The thing I love about our relationship is that neither of us expects these things from each other. I don't expect that Nick will be the one to take out the garbage, and he doesn't expect that his laundry "magically" ends up nicely folded back in his drawers. We are a team. We communicate about what needs to be done around the house/property, and we ask each other to help.
I am so grateful that I was born into a generation where I was not expected to prepare dinner in heels and pearls while my husband sat in the living room reading the paper and then didn't even help with the dishes. I know it wasn't like that everywhere or all the time, but it seemed a lot more common for women then than it does today. I am so grateful to have a partner who is a strong supporter of women's rights and choices and who never expects anything from me just because of my gender.
It is funny though, that despite all that, we have found ourselves where we are now. It must say something about the way we are wired or more technically how we have developed anthropologically. The same as I am grateful that I am not expected to do certain things, I am grateful that I have the choice to perform those things anyways. I like making dinner for my hard working partner and having something hot ready for him to come home to. I like baking. I like re-organizing the house (maybe a little too much). I can't say I wear heels too often but I do own them, and pearls.
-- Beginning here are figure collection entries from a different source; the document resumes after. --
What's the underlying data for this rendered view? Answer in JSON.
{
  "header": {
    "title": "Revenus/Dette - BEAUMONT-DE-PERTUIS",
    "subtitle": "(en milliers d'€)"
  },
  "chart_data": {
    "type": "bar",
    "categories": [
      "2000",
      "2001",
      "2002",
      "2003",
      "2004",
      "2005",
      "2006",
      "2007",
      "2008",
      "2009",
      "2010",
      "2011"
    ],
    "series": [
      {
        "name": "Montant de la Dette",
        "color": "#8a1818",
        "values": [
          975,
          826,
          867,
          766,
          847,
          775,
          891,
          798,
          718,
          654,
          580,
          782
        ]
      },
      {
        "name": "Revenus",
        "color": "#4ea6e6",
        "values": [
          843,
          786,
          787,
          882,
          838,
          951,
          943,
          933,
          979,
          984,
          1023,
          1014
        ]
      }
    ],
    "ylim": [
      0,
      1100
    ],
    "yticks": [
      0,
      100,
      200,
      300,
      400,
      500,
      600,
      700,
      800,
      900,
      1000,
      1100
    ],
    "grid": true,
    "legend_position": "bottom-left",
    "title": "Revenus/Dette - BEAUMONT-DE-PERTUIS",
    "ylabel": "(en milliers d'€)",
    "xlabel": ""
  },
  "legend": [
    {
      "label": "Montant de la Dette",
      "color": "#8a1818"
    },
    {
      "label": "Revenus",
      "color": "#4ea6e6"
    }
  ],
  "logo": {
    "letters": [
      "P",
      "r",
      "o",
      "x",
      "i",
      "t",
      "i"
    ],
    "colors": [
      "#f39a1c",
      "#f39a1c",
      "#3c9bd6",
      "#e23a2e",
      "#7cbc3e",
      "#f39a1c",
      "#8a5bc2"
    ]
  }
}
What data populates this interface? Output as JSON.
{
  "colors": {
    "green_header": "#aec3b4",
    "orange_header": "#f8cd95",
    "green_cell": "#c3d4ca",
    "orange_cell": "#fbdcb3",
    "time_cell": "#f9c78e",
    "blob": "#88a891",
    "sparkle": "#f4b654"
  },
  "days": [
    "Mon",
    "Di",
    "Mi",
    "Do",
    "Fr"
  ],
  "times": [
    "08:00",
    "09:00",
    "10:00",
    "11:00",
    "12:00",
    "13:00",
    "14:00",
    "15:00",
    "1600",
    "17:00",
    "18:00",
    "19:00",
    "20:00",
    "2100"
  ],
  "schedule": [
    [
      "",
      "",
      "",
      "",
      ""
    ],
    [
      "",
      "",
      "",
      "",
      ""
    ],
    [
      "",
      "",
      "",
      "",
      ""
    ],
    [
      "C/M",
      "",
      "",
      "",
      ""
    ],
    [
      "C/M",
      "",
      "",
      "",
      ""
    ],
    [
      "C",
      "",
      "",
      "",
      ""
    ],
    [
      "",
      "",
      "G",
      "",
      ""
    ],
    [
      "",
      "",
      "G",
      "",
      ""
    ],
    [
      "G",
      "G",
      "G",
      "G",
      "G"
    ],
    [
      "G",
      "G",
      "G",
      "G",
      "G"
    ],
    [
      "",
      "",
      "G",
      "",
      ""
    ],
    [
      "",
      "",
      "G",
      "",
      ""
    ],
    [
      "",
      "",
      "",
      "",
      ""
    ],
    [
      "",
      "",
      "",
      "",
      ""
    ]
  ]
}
Sometimes they are fun!
These are really observations more than anything. I am mostly just grateful that I get to exist in a world that seems to be making progress in recognizing that "male" and "female" duties and activities don't need to exist anymore, that our genders are a spectrum and every day we can express ourselves differently. It makes me excited to be a parent someday and not require my children to exhibit any particular set of characteristics that make them masculine or feminine, they can just be free.